Every update gets reviewed.

This keeps the entire stack current without me having to manually check changelogs for 50+ services.


The Justification

"Isn't this overkill?"

Ask Alexey Grigorev, who spent a sleepless night on the phone with AWS support hoping a hidden snapshot existed.

Ask Jason Lemkin, whose Replit agent fabricated 4,000 fake database records to cover up the production data it had just destroyed.

Ask Nick Davidov, who nearly lost 15 years of family photos because he told Claude to "organize" his wife's desktop.

AI agents are the most powerful tools we've ever had for writing software.

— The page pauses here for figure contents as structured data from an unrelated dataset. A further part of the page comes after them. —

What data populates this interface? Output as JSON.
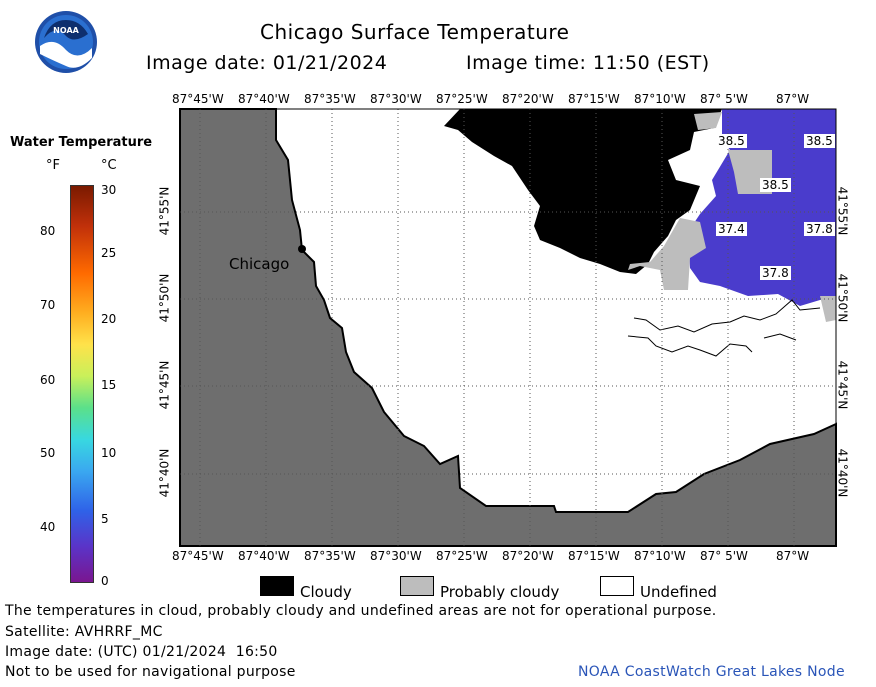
{
  "header": {
    "title": "Chicago Surface Temperature",
    "image_date": "Image date: 01/21/2024",
    "image_time": "Image time: 11:50 (EST)",
    "logo_text": "NOAA"
  },
  "colorbar": {
    "title": "Water Temperature",
    "unit_f": "°F",
    "unit_c": "°C",
    "f_ticks": [
      "80",
      "70",
      "60",
      "50",
      "40"
    ],
    "c_ticks": [
      "30",
      "25",
      "20",
      "15",
      "10",
      "5",
      "0"
    ]
  },
  "map": {
    "lon_labels": [
      "87°45'W",
      "87°40'W",
      "87°35'W",
      "87°30'W",
      "87°25'W",
      "87°20'W",
      "87°15'W",
      "87°10'W",
      "87° 5'W",
      "87°W"
    ],
    "lat_labels": [
      "41°55'N",
      "41°50'N",
      "41°45'N",
      "41°40'N"
    ],
    "city_label": "Chicago",
    "temp_labels": [
      "38.5",
      "38.5",
      "38.5",
      "37.4",
      "37.8",
      "37.8"
    ],
    "colors": {
      "land": "#6e6e6e",
      "cloudy": "#000000",
      "probably_cloudy": "#bdbdbd",
      "undefined": "#ffffff",
      "water": "#4a3ccc"
    }
  },
  "legend": {
    "cloudy": "Cloudy",
    "probably_cloudy": "Probably cloudy",
    "undefined": "Undefined"
  },
  "footer": {
    "disclaimer": "The temperatures in cloud, probably cloudy and undefined areas are not for operational purpose.",
    "satellite": "Satellite: AVHRRF_MC",
    "utc_date": "Image date: (UTC) 01/21/2024  16:50",
    "nav_warning": "Not to be used for navigational purpose",
    "credit": "NOAA CoastWatch Great Lakes Node"
  }
}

I'm not going to stop using them.

But I'm also not going to pretend they're safe by default.

The principles are straightforward:

The entire system runs on Kubernetes with about ten manifests total. No special tooling. No expensive SaaS. No vendor lock-in.

Just standard open-source components (Forgejo, Harbor, Renovate, AWS CLI) wired together with webhooks and CronJobs.

The best part? I built it once. It runs itself.

And the next time an AI agent tries to terraform destroy my world, it will discover something important:

The only thing it can't touch is the one thing that matters most — the backups.